From the live experience to social media, sports properties are optimising strategies in order to appeal to younger fan segments. This manifests in a number of ways, from redeveloping venues to be more connected to investing more in emerging social platforms such as TikTok.
As the popularity of gaming continues to soar in virtual worlds such as Fortnite and Roblox, the sports industry is looking to catalyse a wider shift into the metaverse and capture partnership revenue along the way. This manifests in a number of ways, from creating digital replicas of real venues, to hosting watch-alongs in virtual spaces where fan communities can congregate.

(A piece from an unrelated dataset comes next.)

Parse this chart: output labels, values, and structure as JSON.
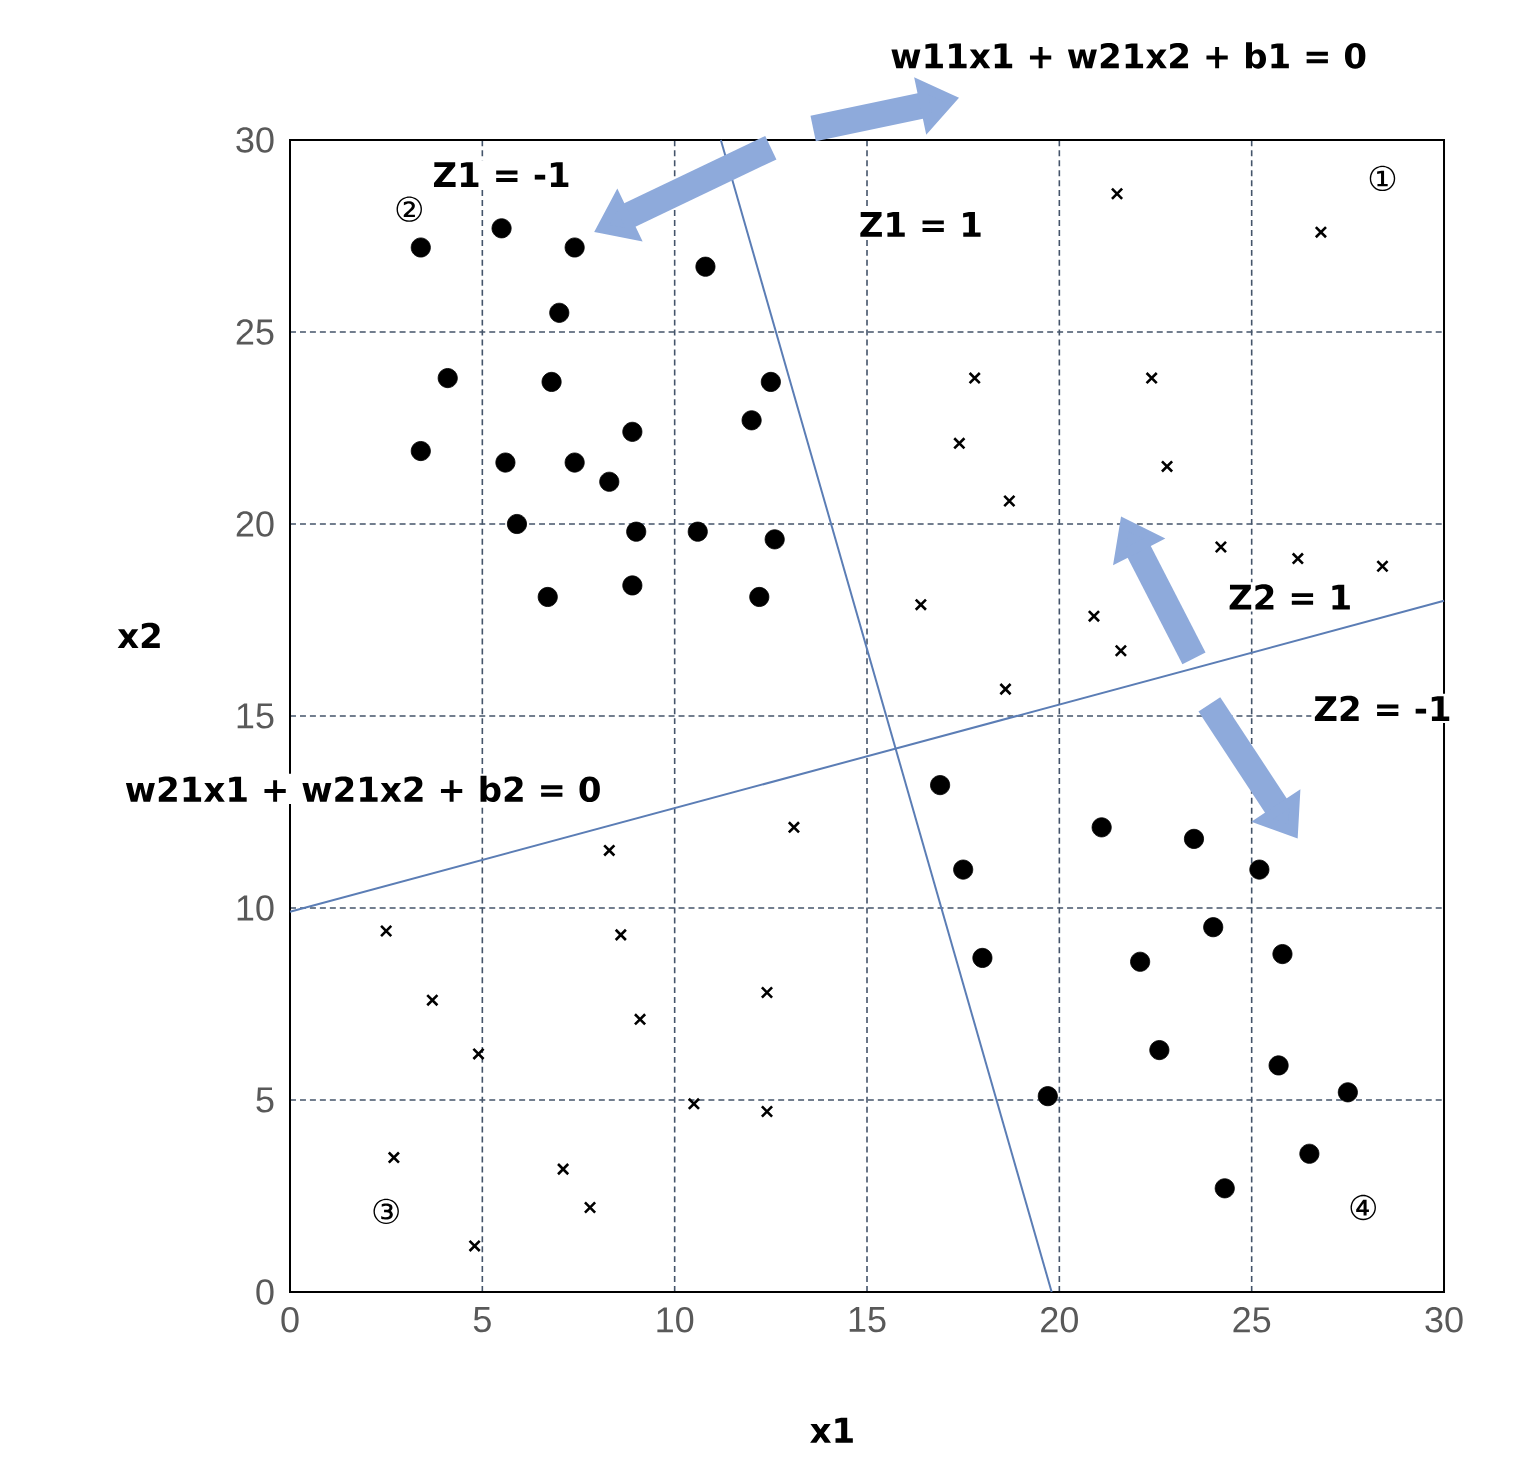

Brands continue to invest heavily in sports, with emerging sectors such as cryptocurrency exchanges quickly growing a sizable sports marketing footprint. However, amidst this confidence, regulatory pressures, hyperinflation and a wider tech slowdown is tempering optimism.
Traditional sports are seeing disruption in the form of emerging challengers. YouTube stars are increasingly gaining attention by hosting exhibition boxing matches, an emerging golf tour (LIV Golf) threatens the hegemony of the PGA Tour and esports soaks up attention that might have otherwise gone to traditional sports. This fragmentation will have major implications on the industry looking forward.
The popularity of sports content continues to drive competition across the broadcasting landscape and sees big tech implementing sports content as a key pillar in user growth strategies.